Glyma02g08115 coding
Pip1 protein, is a drought-induced water channel protein, which was predicted to be responsible for water deprivation, salt stress and ABA stimulus (
https://www.ncbi.nlm.nih.gov/nucleotide/U27347.1).
Glyma02g26160, coding lipoxygenase, and
Glyma11g16750, in aldehyde dehydrogenase family, were both predicted involving in the biological processes of response to water deprivation (
Table 8). As for the 10 candidate genes with their allele phenotypes significantly different at
p = 0.05 (included in the 177 candidate gens), these should be also the confident candidate genes, in which,
Glyma02g08115 and
Glyma03g01262 were also identified from high expression level of qRT-PCR (
Table 8) and
Glyma16g27350 was predicted to be a
Sucrose transport protein (
Table 8), whose homologous genes were required for abiotic stress tolerance in an ABA-dependent pathway in
Arabidopsis thaliana [
31]. However, the above potential major candidate genes-alleles are only a small part of the 177 ones, the others are to be explored further. In addition, among the 177 candidate genes, 45 ones contain SNP(s) in the CCSP, including 25 ones with single SNP and 20 ones with multiple SNPs (
Table S5). On the 45 candidate genes each with 2–6 alleles, 117 alleles were recognized totally, where 24 alleles from the 10 genes with different allele phenotypes were significantly associated with DT.

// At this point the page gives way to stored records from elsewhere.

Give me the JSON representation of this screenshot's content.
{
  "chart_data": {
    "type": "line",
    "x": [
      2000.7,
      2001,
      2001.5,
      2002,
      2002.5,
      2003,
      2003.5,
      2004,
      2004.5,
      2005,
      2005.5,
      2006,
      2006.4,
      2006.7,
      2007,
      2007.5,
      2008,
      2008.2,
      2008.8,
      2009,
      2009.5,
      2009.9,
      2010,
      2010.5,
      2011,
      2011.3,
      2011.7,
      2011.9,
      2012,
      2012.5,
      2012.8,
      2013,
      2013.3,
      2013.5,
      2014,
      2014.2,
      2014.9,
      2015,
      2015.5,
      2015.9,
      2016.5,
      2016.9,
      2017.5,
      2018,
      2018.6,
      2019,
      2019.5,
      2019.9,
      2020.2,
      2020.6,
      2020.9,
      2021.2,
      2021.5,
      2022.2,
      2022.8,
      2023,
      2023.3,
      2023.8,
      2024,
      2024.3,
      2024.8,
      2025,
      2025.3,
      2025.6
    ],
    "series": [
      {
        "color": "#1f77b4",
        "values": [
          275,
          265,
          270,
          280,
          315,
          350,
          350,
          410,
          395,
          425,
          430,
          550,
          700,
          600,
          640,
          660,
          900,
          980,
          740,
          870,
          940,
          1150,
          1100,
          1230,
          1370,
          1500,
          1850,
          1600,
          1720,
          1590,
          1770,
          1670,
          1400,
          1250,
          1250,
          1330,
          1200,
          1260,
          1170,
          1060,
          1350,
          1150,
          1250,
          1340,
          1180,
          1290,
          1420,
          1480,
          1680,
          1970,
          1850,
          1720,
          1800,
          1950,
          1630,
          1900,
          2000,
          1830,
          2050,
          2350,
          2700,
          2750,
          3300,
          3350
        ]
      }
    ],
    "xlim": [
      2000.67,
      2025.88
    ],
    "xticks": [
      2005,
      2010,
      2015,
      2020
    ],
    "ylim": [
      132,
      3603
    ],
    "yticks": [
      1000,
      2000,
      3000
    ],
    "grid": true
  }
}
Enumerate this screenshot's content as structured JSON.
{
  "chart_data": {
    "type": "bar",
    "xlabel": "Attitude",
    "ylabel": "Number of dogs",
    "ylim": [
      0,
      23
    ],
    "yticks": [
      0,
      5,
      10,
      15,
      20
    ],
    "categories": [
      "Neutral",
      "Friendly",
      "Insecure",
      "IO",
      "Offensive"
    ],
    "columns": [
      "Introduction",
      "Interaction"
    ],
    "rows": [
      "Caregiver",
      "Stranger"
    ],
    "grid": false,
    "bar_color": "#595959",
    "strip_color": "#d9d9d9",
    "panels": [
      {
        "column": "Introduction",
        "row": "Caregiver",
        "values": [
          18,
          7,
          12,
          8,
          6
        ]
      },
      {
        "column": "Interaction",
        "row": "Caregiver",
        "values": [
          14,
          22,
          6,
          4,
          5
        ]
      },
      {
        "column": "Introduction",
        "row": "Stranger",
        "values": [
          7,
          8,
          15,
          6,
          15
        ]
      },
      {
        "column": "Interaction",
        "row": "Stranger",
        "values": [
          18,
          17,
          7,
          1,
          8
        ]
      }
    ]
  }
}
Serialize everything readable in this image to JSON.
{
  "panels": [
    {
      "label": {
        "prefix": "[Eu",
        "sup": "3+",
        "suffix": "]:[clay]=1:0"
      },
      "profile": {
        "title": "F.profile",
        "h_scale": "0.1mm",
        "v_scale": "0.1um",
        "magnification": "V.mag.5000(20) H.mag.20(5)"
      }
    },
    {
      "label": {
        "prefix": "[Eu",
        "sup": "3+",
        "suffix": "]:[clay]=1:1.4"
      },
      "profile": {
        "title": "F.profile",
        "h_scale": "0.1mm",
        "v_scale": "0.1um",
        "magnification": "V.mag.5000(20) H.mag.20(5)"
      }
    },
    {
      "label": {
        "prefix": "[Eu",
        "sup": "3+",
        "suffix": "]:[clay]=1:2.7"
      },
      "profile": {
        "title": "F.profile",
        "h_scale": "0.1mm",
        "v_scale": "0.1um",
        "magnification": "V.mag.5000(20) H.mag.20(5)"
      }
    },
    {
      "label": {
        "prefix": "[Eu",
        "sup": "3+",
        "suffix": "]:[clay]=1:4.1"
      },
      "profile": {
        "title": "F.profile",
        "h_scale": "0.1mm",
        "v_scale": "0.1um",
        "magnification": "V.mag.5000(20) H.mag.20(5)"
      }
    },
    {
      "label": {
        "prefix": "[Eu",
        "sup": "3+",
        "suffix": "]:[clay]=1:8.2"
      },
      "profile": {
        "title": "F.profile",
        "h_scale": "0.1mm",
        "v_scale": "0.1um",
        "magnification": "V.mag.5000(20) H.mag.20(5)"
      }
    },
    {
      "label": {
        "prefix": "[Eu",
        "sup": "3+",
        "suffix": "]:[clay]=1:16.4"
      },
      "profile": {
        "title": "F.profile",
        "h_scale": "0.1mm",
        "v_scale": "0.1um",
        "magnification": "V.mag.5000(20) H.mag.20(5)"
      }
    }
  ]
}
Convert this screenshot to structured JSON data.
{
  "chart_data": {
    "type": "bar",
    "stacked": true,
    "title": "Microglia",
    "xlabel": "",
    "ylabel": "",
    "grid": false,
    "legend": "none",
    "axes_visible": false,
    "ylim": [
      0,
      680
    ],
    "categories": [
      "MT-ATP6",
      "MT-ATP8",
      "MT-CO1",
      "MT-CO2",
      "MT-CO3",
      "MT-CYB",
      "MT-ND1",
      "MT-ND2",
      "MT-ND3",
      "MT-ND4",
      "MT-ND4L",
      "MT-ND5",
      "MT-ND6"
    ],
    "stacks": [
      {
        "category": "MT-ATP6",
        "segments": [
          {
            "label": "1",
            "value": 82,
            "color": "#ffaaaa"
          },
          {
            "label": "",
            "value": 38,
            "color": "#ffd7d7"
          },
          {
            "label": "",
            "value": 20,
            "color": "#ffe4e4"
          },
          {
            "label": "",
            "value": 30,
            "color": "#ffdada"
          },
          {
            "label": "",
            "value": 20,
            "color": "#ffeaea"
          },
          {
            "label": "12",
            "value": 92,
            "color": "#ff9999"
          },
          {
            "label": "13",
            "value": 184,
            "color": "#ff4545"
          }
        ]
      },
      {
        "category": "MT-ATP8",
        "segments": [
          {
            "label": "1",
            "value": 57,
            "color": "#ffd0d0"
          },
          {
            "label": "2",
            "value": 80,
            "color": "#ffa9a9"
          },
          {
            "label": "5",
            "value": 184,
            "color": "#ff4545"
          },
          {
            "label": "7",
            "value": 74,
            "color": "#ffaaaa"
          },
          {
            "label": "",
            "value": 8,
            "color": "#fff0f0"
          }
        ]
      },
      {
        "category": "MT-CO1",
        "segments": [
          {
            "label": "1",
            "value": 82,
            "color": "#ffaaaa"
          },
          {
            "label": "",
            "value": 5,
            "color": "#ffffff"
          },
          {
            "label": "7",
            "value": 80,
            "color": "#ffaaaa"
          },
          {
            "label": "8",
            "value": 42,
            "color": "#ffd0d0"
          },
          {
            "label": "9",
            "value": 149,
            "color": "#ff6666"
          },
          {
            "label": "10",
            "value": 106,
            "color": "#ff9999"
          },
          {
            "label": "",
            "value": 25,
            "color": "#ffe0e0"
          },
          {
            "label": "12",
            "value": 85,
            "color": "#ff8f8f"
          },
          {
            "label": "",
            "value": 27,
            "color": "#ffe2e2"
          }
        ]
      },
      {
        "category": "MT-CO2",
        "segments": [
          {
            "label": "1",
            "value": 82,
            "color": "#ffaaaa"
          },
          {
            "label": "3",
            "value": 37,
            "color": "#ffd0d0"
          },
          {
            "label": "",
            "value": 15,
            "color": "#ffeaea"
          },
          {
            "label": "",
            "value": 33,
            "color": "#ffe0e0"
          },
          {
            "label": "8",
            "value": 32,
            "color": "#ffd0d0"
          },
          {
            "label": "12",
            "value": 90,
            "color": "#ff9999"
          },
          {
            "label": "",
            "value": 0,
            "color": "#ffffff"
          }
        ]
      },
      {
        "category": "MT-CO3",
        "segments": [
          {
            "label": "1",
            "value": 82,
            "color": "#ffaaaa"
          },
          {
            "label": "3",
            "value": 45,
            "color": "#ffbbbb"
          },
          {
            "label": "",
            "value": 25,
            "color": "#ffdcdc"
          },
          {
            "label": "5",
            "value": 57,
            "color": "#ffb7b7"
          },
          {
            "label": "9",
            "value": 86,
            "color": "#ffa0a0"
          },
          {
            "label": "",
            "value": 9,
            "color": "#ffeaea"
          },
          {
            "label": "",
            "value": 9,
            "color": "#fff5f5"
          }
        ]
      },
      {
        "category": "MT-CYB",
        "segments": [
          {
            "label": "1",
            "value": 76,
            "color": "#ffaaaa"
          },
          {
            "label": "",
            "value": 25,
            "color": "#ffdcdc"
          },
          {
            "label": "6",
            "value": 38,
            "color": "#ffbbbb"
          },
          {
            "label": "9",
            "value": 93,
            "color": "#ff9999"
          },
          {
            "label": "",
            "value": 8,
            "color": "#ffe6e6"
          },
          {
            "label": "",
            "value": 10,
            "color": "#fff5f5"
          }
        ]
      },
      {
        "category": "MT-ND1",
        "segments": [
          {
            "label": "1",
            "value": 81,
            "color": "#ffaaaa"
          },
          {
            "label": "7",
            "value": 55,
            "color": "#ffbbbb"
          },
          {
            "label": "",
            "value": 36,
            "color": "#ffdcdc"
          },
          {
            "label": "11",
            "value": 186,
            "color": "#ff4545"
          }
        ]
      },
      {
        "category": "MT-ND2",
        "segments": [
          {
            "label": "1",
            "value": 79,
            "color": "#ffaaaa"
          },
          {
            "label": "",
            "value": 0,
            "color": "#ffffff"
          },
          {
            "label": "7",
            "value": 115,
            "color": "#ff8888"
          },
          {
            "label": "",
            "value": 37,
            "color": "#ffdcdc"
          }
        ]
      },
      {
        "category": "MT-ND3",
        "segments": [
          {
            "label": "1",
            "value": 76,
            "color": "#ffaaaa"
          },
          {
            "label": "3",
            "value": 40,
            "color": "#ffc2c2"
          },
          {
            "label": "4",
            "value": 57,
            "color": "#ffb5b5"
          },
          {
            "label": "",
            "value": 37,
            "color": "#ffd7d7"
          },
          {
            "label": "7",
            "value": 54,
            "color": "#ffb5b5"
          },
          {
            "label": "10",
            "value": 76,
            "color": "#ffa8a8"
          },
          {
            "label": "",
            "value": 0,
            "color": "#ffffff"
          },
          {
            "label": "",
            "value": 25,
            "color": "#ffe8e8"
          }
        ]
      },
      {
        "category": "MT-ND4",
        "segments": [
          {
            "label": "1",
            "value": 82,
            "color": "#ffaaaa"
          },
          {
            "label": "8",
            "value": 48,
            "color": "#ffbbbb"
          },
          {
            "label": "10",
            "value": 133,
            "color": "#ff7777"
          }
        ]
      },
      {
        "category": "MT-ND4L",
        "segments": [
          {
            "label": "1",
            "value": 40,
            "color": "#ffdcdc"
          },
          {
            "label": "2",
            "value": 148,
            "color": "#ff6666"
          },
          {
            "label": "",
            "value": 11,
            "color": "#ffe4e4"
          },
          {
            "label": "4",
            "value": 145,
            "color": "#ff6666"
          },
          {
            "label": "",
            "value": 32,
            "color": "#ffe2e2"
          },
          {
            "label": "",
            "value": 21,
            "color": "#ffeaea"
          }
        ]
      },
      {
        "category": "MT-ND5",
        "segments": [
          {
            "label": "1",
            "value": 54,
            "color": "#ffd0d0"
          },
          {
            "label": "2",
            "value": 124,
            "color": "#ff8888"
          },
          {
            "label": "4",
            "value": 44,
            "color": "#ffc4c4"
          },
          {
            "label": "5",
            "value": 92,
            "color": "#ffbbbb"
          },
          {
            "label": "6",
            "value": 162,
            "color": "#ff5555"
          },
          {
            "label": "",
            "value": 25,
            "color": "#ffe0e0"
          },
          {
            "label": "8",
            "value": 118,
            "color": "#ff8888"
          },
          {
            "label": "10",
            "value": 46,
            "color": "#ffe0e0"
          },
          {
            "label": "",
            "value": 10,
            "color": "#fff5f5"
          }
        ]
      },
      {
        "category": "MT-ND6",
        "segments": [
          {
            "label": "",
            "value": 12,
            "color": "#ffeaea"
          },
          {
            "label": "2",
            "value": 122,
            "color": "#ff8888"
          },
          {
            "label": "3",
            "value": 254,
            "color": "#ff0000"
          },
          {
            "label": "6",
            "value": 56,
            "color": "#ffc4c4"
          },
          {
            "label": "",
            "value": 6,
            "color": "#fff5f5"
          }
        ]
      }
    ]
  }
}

In gene ontology enrichment analysis, all the above 177 predicted candidate genes were grouped into nine categories, i.e., ABA responders (51), stress responders (41), transports (41), development factors (38), protein metabolism (26), transcription factors (21), protein kinases (15), unknown function (35) and others (22) (
Figure 3D,
Table S6). The proportions of the candidate genes over the nine categories were similar for MPW, MPH and shared ones (
Figure 3D and
Table S6), which indicated that each indicator included all the nine gene categories or a similar set of functional genes. Furthermore, the genes related to the 58 excluded and 16 emerged QTL-alleles changed from LRS to RCS were located on 37 DT QTL, in which 95 verified candidate genes were included, which indicated that more candidate genes were related to the evolutionarily changed loci. Among the 95 verified candidate genes, 25, 25, 18, 27, 14, 12, 16, 14 and 10 ones were involved in the nine GO groups, where ABA responders, stress responders and development factors were also the major categories (
Tables S4 and S6). Thus, the five sets of gene ontology enrichment analysis in
Table S6 showed a similar functional classification results, indicating that DT in fact is the resulted performance contributed from a series of functional genes, and that the DT gene network composed of the nine category functions determines the DT performance. As we understand, to know the DT genetic mechanism we have to know the whole picture of the genes, and therefore the whole set of the QTL-alleles, rather than the individual QTL-allele or gene-allele.